Living Funerals
I did one of those big messy cries the first time I read The Fault in Our Stars and got to the scene with the living funeral. The idea is that the person is alive to hear the eulogies they’ll miss when they are not there in the near future.
I forgot about the scene until The Guardian ran a story about living funerals. Reading about it, I realized how much I would not want this, no matter how lovely it sounds in theory and how much the people in the article found comfort in the ritual.
My brain is not equipped to process the enormity of my funeral. The logistics — sure. I have planned out what I want to happen when I’m gone. But I cannot imagine observing my own funeral, sitting these while I contemplate how these are the things that will be said and done when I’m actually gone. Or, like the person in the article, lying inside a coffin, crying.
What do you think of living funerals? I would be okay attending, but I wouldn’t want one myself.







2 comments
Ok, the guy getting into the casket on his 40th birthday with no diagnosis or reason to think he’s not living for another 40-50-60 years – that’s just weird/ghoulish/indulgent or all three. Just have a birthday party, for goodness sake!
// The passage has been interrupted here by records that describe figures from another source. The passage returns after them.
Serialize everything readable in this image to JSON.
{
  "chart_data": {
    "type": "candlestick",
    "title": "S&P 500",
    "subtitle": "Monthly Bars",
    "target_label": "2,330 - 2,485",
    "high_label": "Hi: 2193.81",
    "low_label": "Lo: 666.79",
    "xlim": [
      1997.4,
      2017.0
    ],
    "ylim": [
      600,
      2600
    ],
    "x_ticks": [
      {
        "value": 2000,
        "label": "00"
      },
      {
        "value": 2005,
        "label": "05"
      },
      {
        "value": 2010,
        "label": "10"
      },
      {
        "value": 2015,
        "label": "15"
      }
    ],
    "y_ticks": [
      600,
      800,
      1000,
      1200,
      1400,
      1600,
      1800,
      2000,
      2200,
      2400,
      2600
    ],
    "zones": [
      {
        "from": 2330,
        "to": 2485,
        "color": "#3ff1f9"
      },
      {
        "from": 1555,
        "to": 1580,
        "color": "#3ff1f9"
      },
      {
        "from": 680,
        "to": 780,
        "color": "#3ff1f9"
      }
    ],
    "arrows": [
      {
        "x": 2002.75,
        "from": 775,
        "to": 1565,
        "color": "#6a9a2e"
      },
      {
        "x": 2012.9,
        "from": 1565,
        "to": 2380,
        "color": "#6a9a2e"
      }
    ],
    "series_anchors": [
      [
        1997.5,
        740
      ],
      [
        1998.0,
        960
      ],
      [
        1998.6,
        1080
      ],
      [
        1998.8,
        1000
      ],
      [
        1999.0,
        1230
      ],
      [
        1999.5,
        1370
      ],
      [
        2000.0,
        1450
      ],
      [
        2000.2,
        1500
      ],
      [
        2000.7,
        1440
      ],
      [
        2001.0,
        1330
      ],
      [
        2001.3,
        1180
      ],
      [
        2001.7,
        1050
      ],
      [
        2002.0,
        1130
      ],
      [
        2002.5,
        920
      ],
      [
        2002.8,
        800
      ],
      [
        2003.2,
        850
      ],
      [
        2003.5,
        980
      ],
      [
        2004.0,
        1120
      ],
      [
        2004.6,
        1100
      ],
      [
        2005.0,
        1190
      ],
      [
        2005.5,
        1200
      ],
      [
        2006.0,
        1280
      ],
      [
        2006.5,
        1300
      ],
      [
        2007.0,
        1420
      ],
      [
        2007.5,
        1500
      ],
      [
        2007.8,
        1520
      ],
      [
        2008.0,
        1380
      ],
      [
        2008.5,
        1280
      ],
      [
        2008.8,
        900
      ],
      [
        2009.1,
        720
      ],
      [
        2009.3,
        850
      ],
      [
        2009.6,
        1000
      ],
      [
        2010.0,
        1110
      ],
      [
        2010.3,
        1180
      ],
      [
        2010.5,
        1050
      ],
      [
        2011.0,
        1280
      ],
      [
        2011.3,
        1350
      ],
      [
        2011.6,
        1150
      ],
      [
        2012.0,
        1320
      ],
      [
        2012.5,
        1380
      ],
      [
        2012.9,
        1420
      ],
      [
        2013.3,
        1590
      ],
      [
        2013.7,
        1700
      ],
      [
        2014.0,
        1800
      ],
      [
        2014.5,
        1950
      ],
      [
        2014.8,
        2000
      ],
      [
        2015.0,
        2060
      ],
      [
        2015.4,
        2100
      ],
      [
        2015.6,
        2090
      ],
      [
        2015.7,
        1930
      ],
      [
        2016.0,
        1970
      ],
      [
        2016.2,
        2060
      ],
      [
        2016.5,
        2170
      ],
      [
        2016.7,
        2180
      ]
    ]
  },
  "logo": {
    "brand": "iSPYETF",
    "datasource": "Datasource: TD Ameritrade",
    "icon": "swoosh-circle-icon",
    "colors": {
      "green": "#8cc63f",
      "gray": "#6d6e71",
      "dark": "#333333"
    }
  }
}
But for the rest – I think it is a beautiful idea. A beautiful way for the person to say goodbye to the people they love, and for their people to say goodbye to them. A funeral post-death is starkly one-way with no destination for that outpouring of love. The loved person who is gone never feels it. Of course, I know that funerals are also a comfort to the people who lose the loved one, and that’s important too. But if I had a terminal diagnosis, I’d totally consider having a party to say good-bye and thank you to the people I love. Especially as doing it individually would be painful and exhausting, you might forget someone or they might not realise why you want to talk to them, etc etc. (Of course, there would have to be a separate on-line party for the people I love who are all scattered around the globe!)
For me, hard pass. For anyone else? I don’t know – seems a little less like a funeral and more like an affirmation. It might be useful for someone to know how much they’re loved.
At my aunt’s funeral luncheon, my cousin wandered around playing a video that she had of her mom saying “it’s lovely! Thank you so much!” It was sweet and hilarious. (It was recorded before her mom got sick when a friend of my cousin’s had sent a gift.)